If your service has an agreement to participate in an after-hours roster with other health services, have the agreement and a copy of the roster ready for the surveyors.

Check that your answering machine is working and that the message is clear and current – the surveyors will be phoning after hours to check on this.

Check that you have a means of knowing that the other health services with which you share afterhours care, or the medical deputising service you use, have appropriately qualified doctors on staff.

Qualifications of staff (Criterion 3.2.1, 3.2.2, 3.2.3)

Check that your service has current professional registration details for general practitioners, practice nurses, dentists, dietitians, physiotherapists and other allied health professionals.

Check that you have in place a system for making sure you update the professional registration of staff members in their employee records.

Staff training (Standard 3.2)

Ensure that your service has in place documented training records/logs for staff members.

Make sure you have available for the surveyors copies of the GPs’ continuing medical education  triennial points.

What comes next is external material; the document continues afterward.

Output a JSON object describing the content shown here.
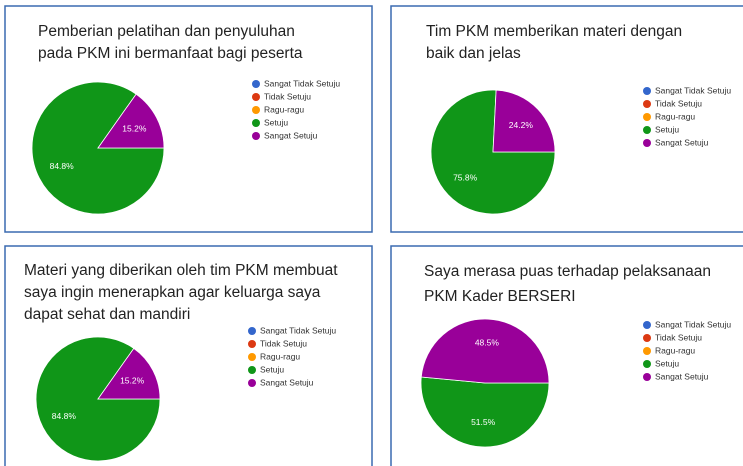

Ensure you have evidence that all staff have had CPR training in the previous 3 years.

Job descriptions and staff issues (Criterion 4.1.1)

Check that all staff members have documented, current job descriptions.

Verify that the job descriptions include who is responsible for cold chain management, information technology, cleaning, vaccine management, sterilisation, quality improvements, risk-management systems, infection control, privacy and complaints handling. This could also be shown on a list in staff common areas.

Check that your staff members know what their roles are.

Check that your records show that staff have been offered immunisation, and the outcome.

If you have documented minutes of staff and clinical meetings, make them available for surveyors to look at.

If you use a communication book or equivalent, have this available for the surveyors as well.

Vaccines (Criterion 5.3.2)

The National vaccine storage guidelines: Strive for 5 is now the benchmark reference and a copy should be available in your service.

A ‘don’t switch off’ sign on the power point is a good idea.

Do not overcrowd the fridge.

Have a protocol for when the temperature range is NOT between 2–8°C: who is to be notified and what action is to be taken.

Ensure a copy of data logging is available for surveyors.

Ensure that there is no food or drink in the refrigerator.

S8 drugs summary of requirements (Criterion 5.3.1)

If your service does not stock S8 drugs your GPs need to be able to explain to the surveyor the alternatives to injectable S8 drugs that are used to provide analgesia (pain relief) to patients.

Have your S8 drug register available for the surveyor to look at.

Check the relevant state or territory website (or other publication) to ensure your service’s requirements are current:

ACT: Drugs of Dependence Act 1989:

NSW: Poisons and Therapeutic Goods Regulations:

Queensland: Health (Drugs and Poisons) Regulation 1996, appendix 6:

See, also, appendix C of What doctors need to know, published by Queensland Government
Environmental Health Branch:

South Australia: Code of Practice for the Storage and Transport of Drugs of Dependence:

Tasmania: Schedule 8 Medicine Summary by GPA Assist plus:

Victoria: Drugs, Poisons and Controlled Substances Regulations 2006:

WA: Requirements for the prescribing of Schedule 4 and Schedule 8 medicines in Western
Australia:

Sterilisation (Criterion 5.3.3)

Ensure that the person who is responsible for sterilisation has had appropriate training and that they are well prepared to explain your service’s processes to the surveyor.          

Check whether your clinical staff know how to ensure the equipment and consumables they are using are sterile.

If your service sterilises its own instruments, check whether you have a steriliser validation certificate that has been done in the last 12 months. This needs to be available for the surveyors.

Make sure your staff are aware of the maximum load that can be processed and ensure sterilisation of instruments is the ‘challenge pack’ load that was used and documented by the technician when they performed the validation. Any load exceeding this ‘challenge pack’ load is not considered to be sterile.